Marka kıyafetler, marka telefonlar ve marka aksesuar kullanarak güzelleştiklerini düşünen kişilerin, marka dolgu malzemesi yaptırması gerekmiyor mu? Artık soruma dolaylı yönlerden cevap gelmeye başladı. Artık uzmanlar, “Yapan kadar, yaptıran da kabahatlidir” şeklinde konuşmaya başladı. İşte en doğrusu budur. En küçük hastalığımızda bile en iyi doktoru araştıran bir toplum olarak, bu kadar önemli ve bu kadar ciddi bir meselede neden insanlar ne olduğunu bilmediği, ne malzemesi kullandığını anlamadığı insanlara neden kendisini teslim edilir ki? Hiç anlayamıyorum…

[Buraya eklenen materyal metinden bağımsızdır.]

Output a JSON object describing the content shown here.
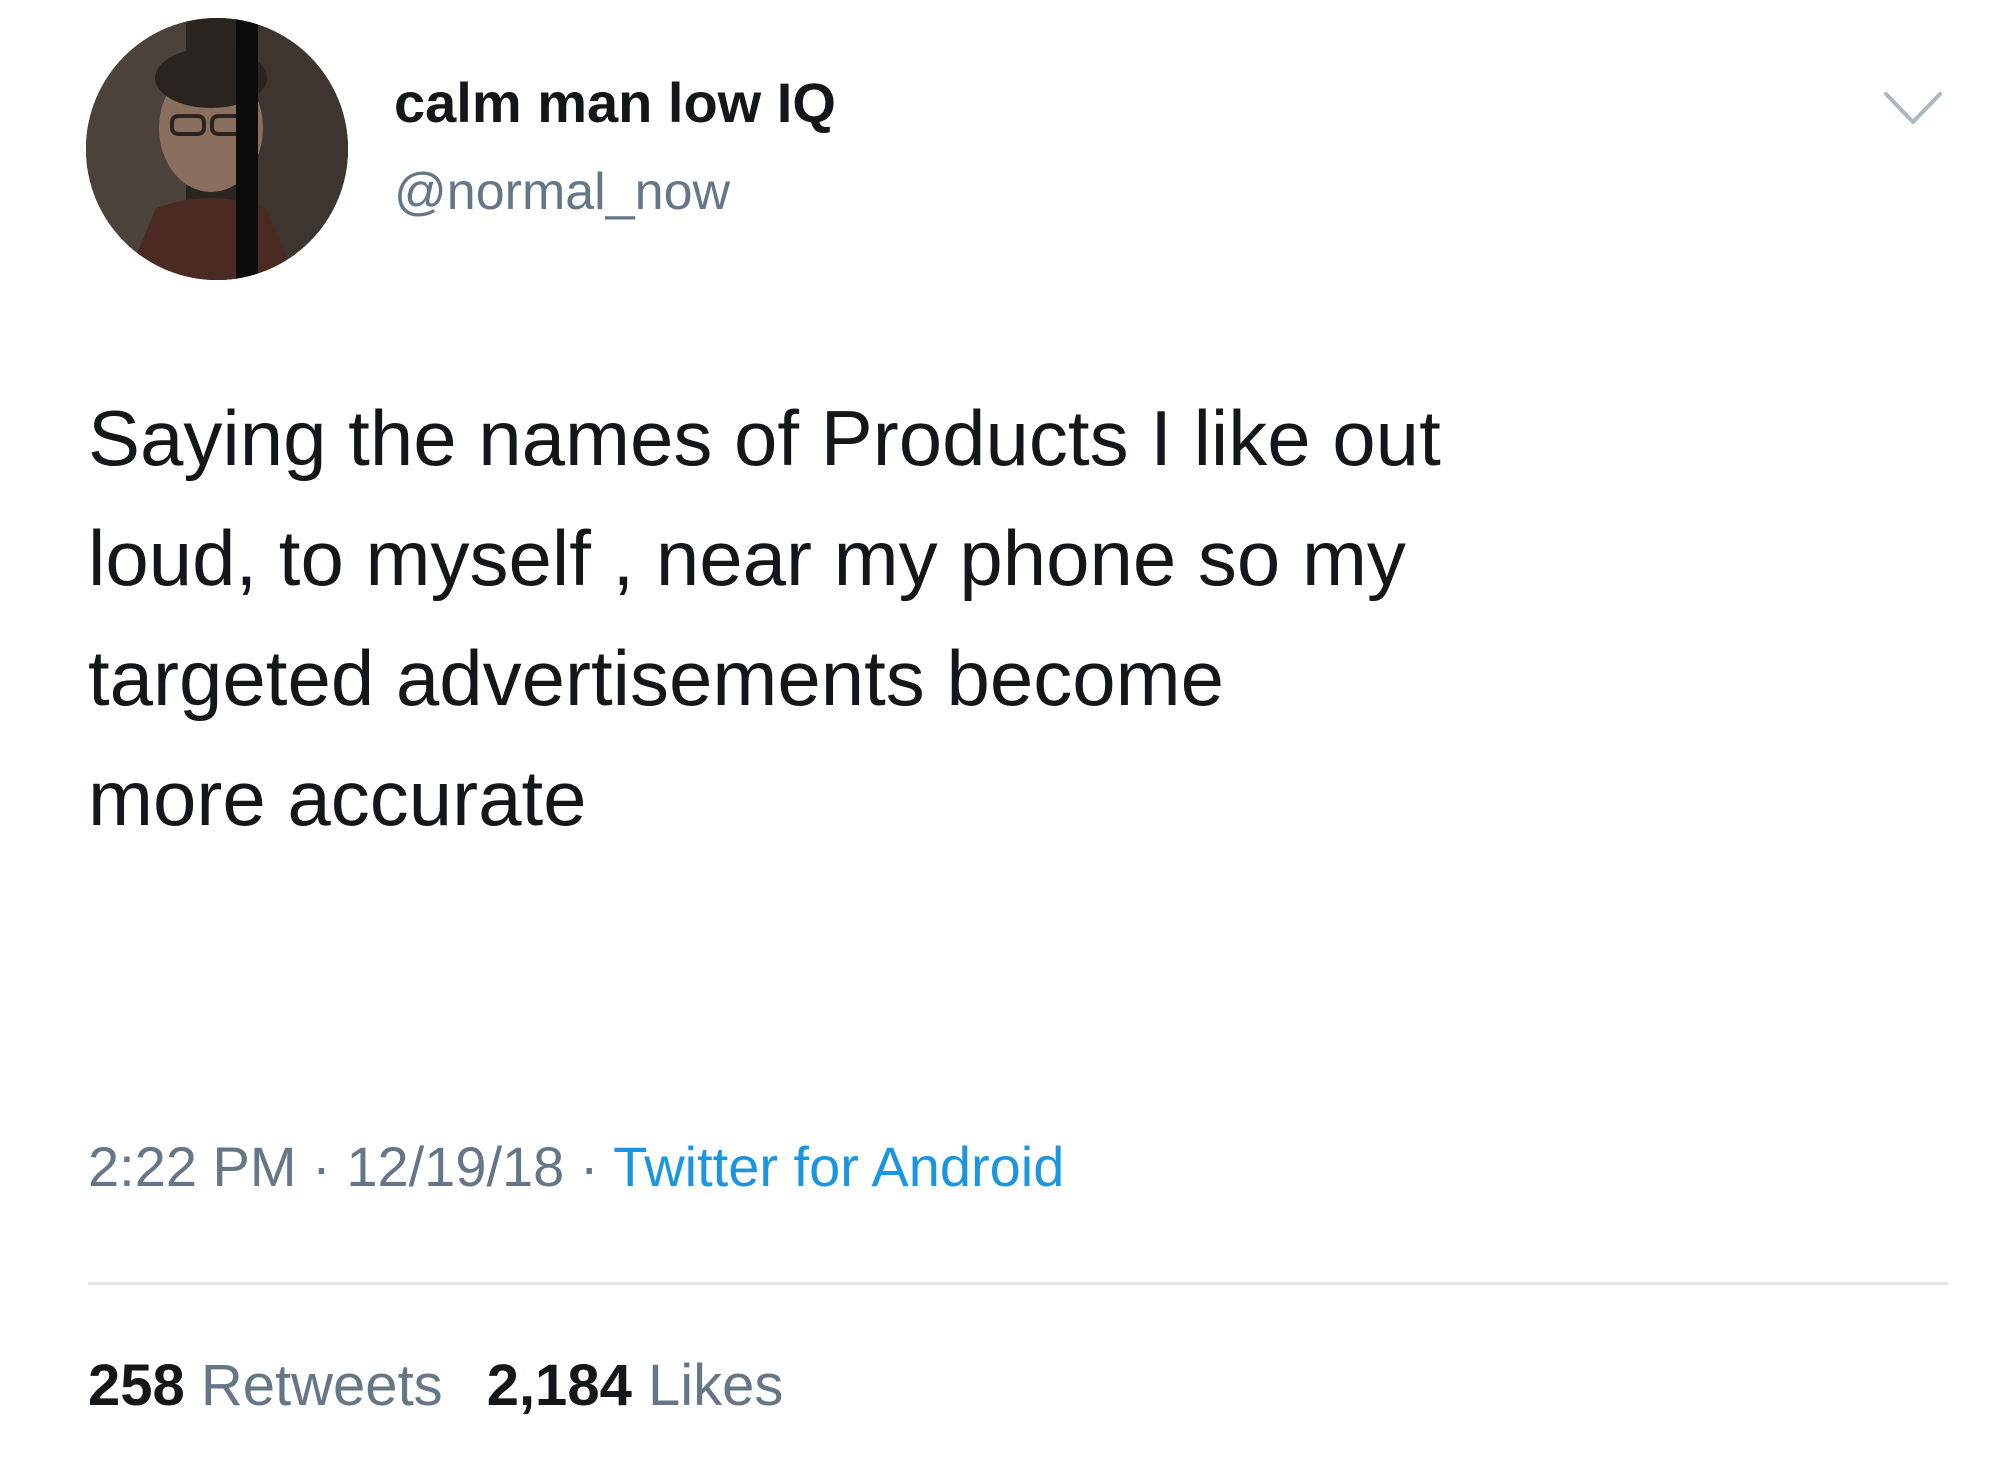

İlk başta alan memnun, satan memnun olurken, bir anda şartlar değişiyor ve Adana gündeme geliyor. Artık insanlar Adana’da yaşanan pek çok olaya şaşırmıyor. Bu nedenle olan Adana’ya oluyor. Bu gibi olaylar nedeniyle, Adana’nın imajı yerle bir oluyor. İnsanlar Adana’yı olaylar şehri olarak biliyor artık…
Bu noktada kamu kurum ve kuruluşu temsilcilerine daha büyük ve önemli işler düştüğüne inanıyorum. Şöyle ki; yaşanan her olayda, her konuda ilgili kamu yetkilisi en sağlıklı bilgiyi aktararak, yapacağı basın toplantısı ile insanların Adana’yı kötü tanımalarının önüne geçebilirler. Ama maalesef yaşanan her olayda meydan medyaya kalıyor. Yaşanan olayla ilgili herkes farklı senaryo ve bilgiler aktararak insanların kafasını daha da karıştırıyor.
Bu nedenle herkesin kendi sorumluluk alanında yaşanan olaylarla ilgili bilgiye ulaşması, emniyete bildirilmesi gerekiyor.
Aksi taktirde Adana’da bu tür vakalar bitmez, bu tür vakalar da Adana’nın imajını yerlerde sürümeye devam eder, gider.